3/L’élection présidentielle
Les signataires de la charte de Transition se sont réunis pour trouver une nouvelle date pour les élections couplées présidentielle et législatives. Le 29 novembre est celle qui a fini par faire consensus. Dès le 8 novembre, 14 candidats se sont lancés dans la course pour Kosyam. Les Burkinabè sont appelés aux urnes le dimanche 29 novembre afin de les départager. Aux dires des observateurs, ce scrutin a été des plus inédits et des plus ouverts jamais organisés au Burkina. Roch Marc Christian Kaboré a été élu président du Faso avec 53, 46%, face à son principal challenger Zéphirin Diabré qui a obtenu 29,65%. Ce dernier, avant l’annonce officielle des résultats, s’est déplacé au quartier général du parti du président élu pour le féliciter. Un geste sans précédent unanimement salué tant au Burkina qu’à l’international.

4/ Le nouveau code électoral
Certaines personnes pensent qu’il est la conséquence du coup d’Etat de septembre 2015. Le 7 avril 2015 le Conseil national de la Transition (CNT) votait la loi sur le nouveau code électoral. Du coup, le mercure est monté d’un cran du côté des défendeurs de l’ancien pouvoir. Cette loi qu’ils ont qualifiée de loi d’exclusion se fonde en effet sur la charte africaine pour la démocratie et les élections en son article 25 qui parle des changements anticonstitutionnels. Des partis comme le CDP, l’ADF/RDA, la NAFA, l’UBN, etc. n’ont pas pu présenter de candidats à l’élection présidentielle du 29 novembre 2015 pour cause d’invalidation par le conseil constitutionnel de leurs candidats, malgré l’arrêt de la Cour de justice de la CEDEAO retoquant certaines dispositions du code électoral querellé.

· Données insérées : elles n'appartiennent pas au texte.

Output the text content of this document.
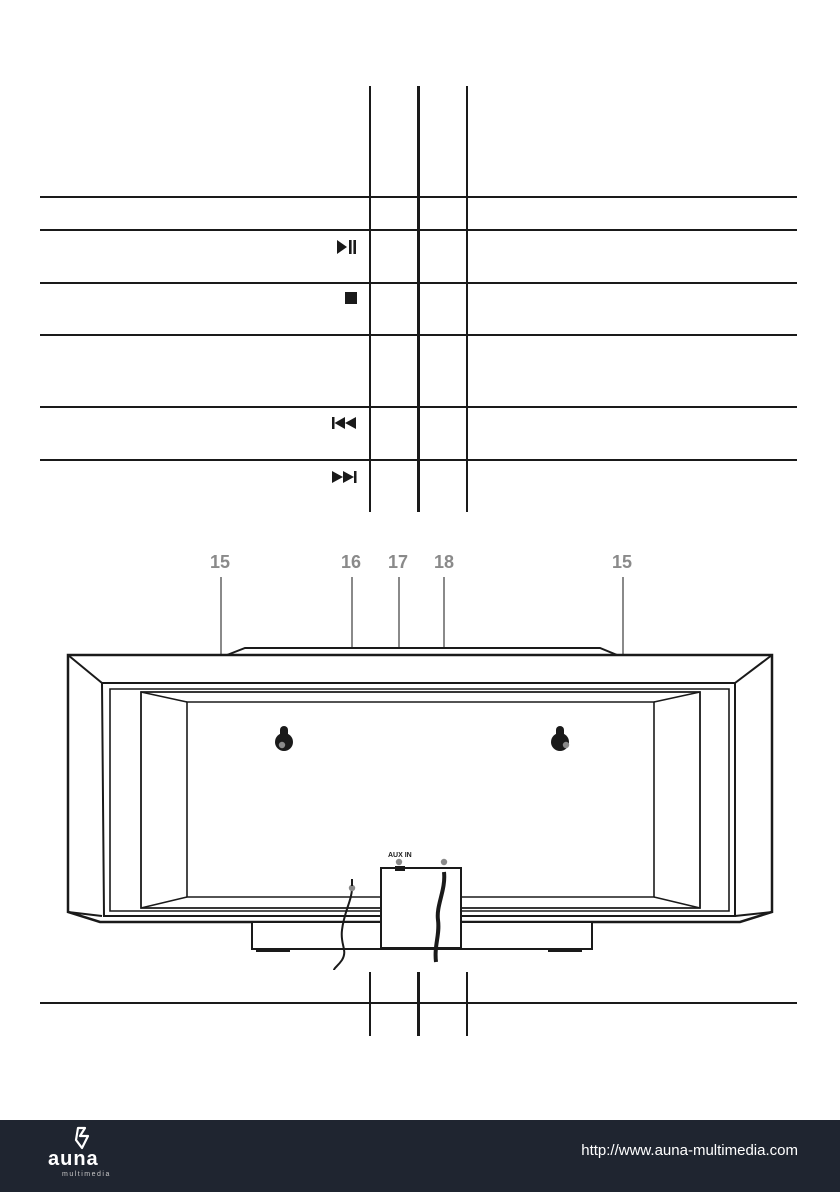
15	16 17 18	15
AUX IN
auna
multimedia
http://www.auna-multimedia.com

5/ Les affaires Thomas Sankara et Norbert Zongo
Ces affaires ont marqué l’année 2015 au Burkina. Le 21 novembre 2014 lors de son discours d’investiture, Michel Kafando promet que des investigations seront menées pour identifier le corps du président Thomas Sankara tué le 15 octobre 1987. Le 25 mai 2015 marque la date d’exhumation des supposés restes de Thomas Sankara et 12 de ses camarades d’infortune. On procède alors à des tests d’ADN. Mais le 21 décembre dernier, les résultats de ces tests n’ont révélé aucun ADN. N’empêche que la procédure suit toujours son cours. Dans l’instruction du dossier, six personnes sont inculpées dont le général Gilbert Diendéré considéré comme la «  boîte noire  » du pouvoir de Blaise Compaoré. Ce dernier vient également d’être inculpé par le tribunal militaire et un mandat d’arrêt a été émis à son encontre.
Concernant l’affaire Norbert Zongo, le dossier a été classé en juillet 2006 suite à un non-lieu. On se rappelle que la Cour africaine des droits de l’Homme et des Peuples avait mis en cause l’Etat burkinabè dans ce dossier 28 mars 2014 à Arusha en Tanzanie et du même coup demandé sa réouverture. Les autorités de la Transition ont fait droit précisément le 30 mars 2015 à la demande de la Cour à travers la réouverture du dossier par le Parquet général près la Cour d’appel de Ouagadougou. Un juge d’instruction est nommé. Ce dernier inculper quelques jours avant le 17e anniversaire de l’assassinat du journaliste trois militaires de l’ex-RSP. Depuis la relance du dossier, plus « d’une dizaine d’auditions ont été faites et on a retrouvé l’épave du véhicule qui a été utilisé » dans la commission du crime. Depuis le 12 décembre 2015, une rue porte le nom de Norbert Zongo.